Par Régis Penet, d’après Alfred de Musset. 12 Bis.

lorenzaccio_couvFlorence est sous le joug du duc Alexandre de Médicis, tyran décadent et débauché, soutenu par l’empereur. Face à lui, les Strozzi veulent rétablir la République et tentent vainement d’organiser la résistance. Au centre de ces conflits, Lorenzo de Médicis, ancien grand fervent de la cause républicaine, est aujourd’hui l’entremetteur attitré de son cousin, le duc Alexandre.

Lorenzaccio est un jeune homme cynique et torturé. Personnage principal fourbe, menteur, calculateur… Penet garde les secrets de son personnage, jusqu’au moment où l’on comprend : Lorenzo veut tuer Alexandre. Pourtant, il sait que son geste ne changera rien, ne fera pas évoluer la situation des Florentins.

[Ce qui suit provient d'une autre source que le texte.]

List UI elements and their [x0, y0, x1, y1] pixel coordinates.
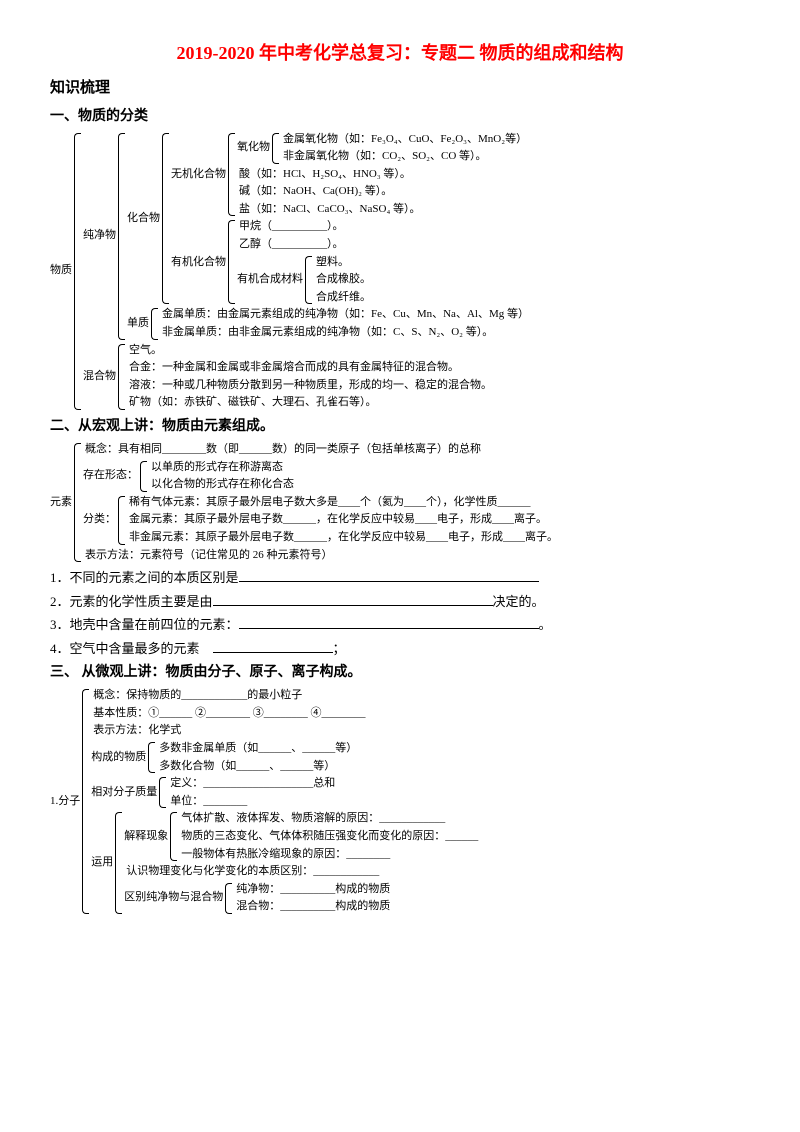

Pire, il devine qu’il se fera arrêter et tuer. Comme dans la pièce de théâtre éponyme d’Alfred de Musset, le Lorenzaccio de Penet est un héros dramatique et romantique.

Le récit ne se déroule plus en 1536, mais pourrait s’être passé hier. Le dessin est enjoué, débordant de couleurs et d’enthousiasme lors des scènes extérieures, montrant Florence sous son meilleur jour. Il devient sombre et froid la nuit ou quand Lorenzo est seul. Parfois beau, quelques fois gai, mélancolique et désespéré, Lorenzaccio est un personnage gênant et dérangeant par son comportement et son physique androgyne. Le texte est rythmé par le poème Le Poète (première partie de La Nuit de décembre d’Alfred de Musset) qui donne une dynamique captivante au récit : la fin du poème signe la fin de l’histoire.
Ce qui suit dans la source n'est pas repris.